Koreans loved dried fish and seafood...not my favorite.  You will find squid, fish, etc hanging to dry all of the place.
I love shrimp...however, Korea doesn't cut off the head and peel it nicely like they do at home.  So...I haven't really eaten shrimp since I've been here.  The cook at my school thinks this is hilarious.
This tank was stuffed with crabs...there is even one guy waving to us for help:(

There are so many things that I wouldn't even know how to eat.

These things gross me out whenever I see them:(
I felt so bad for these fish.  They only had a few inches to swim in:(
This guy wanted me to take a pic of him.

These clams were so fun.  I'd never seen them alive before.  They kept opening and closing and squirting water up 8 inches or so.
Everything was constantly draining on the floor which made for a pretty slippery surface.  I'm so lucky I didn't fall.  However, I wore long jeans where the bottoms got soaked in fish water...smelled delicious!




 This lady was hammering away at these shells(??).  I don't really know what they were and how you would eat them or if you don't eat them, what sort of value they hold?????
 Does anyone know what these are?




 bleh!  The ladies were skinning the eels...at least that is what I think they are.
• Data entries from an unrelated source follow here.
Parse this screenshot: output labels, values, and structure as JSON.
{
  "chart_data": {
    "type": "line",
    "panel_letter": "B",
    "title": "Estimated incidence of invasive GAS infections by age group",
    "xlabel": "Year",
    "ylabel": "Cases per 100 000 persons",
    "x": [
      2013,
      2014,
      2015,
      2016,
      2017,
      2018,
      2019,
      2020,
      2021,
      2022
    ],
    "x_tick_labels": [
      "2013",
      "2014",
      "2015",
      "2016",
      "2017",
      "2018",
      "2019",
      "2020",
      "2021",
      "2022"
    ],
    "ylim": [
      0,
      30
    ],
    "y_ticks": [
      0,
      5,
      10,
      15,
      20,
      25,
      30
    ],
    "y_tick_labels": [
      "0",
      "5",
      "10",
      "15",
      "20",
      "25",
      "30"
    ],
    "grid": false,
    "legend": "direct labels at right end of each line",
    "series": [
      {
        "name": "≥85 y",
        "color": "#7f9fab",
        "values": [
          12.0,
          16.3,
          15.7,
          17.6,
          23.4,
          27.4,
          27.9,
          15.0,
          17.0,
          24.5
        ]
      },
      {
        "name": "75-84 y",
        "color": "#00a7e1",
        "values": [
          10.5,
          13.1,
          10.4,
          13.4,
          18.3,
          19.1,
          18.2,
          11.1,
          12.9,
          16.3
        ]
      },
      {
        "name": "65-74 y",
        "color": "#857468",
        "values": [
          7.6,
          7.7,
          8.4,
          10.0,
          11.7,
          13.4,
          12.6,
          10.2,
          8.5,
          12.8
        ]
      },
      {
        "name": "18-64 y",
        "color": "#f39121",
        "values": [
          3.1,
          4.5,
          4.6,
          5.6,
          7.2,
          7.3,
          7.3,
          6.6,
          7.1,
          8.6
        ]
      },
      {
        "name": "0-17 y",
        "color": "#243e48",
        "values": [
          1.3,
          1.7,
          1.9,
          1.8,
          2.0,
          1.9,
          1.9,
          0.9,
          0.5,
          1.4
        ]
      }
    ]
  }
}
 Why not dry your clothing along with the fish and squid?
 Bringing fresh seafood to the market.
 You can find dried squid just about anywhere in Korea...the convenience store, baseball games, on the street corner...
 Dried anchovies.  Another favorite.  We have these at lunch...a lot!  They are usually fried with sugar.  The first time I ate them, I thought it was some sort of fried, crunchy plant until I looked down at my plate and saw little anchovy eyes looking at me.
In case you haven't ate clams, this is what is inside. I think they are delicious. But this was a first, I'd never seen them dried before.
Lunch time!  We went upstairs to enjoy some very fresh fish.  Here are our sidedishes.  Crab legs (my favorite), shell things??, sweet potatoes, fish, kimchi, seaweed, peapods, and some salad.
 I had never eaten these before...I don't know what they were.  They were pretty good though.
 Fish
 crab legs
 Seafood in Korea can be difficult to eat at times because they don't really serve it, "ready-to-eat."  There is a bit of work involved.  There are no tools given with the crab legs.  Here, Rozalia is trying to get some meat out with her chopsticks...haha.  This is when the Koreans look at us funny and laugh.
 Korean Seafood Pancake...love these!  I have to figure out how to make them!
 Shrimp.
 And now for the main course...sashimi...raw fish on a bed of noodles.  I love the fake bonsei tree for ambience.
 I like this photo because it looks like the man in the poster is joining us.
 Dip the sashimi in the sauce and eat...delish!
 We also had barbequed fish.  Again, it never comes "ready-to-eat" but I've learned to de-bone my fish with chopsticks quite well by now.
 You use a toothpick to pick out the "meat" in the shell...
 Korean food often ends with some soup.  Here we have a delicious fish soup.
 I saw this building on the way back to the hotel.  I guess they can get away with it because no one really knows what it means.
Well, that about wraps up my time in Busan.  Busan is the second largest city in Korea and is located in the southeast.  It is a huge port city.  I really like Busan because it is a big city that has everything you need, beautiful beaches, and it isn't as fast-paced as Seoul.  The people seemed a bit more friendly and not so high-strung.  I hope to make it back to Busan.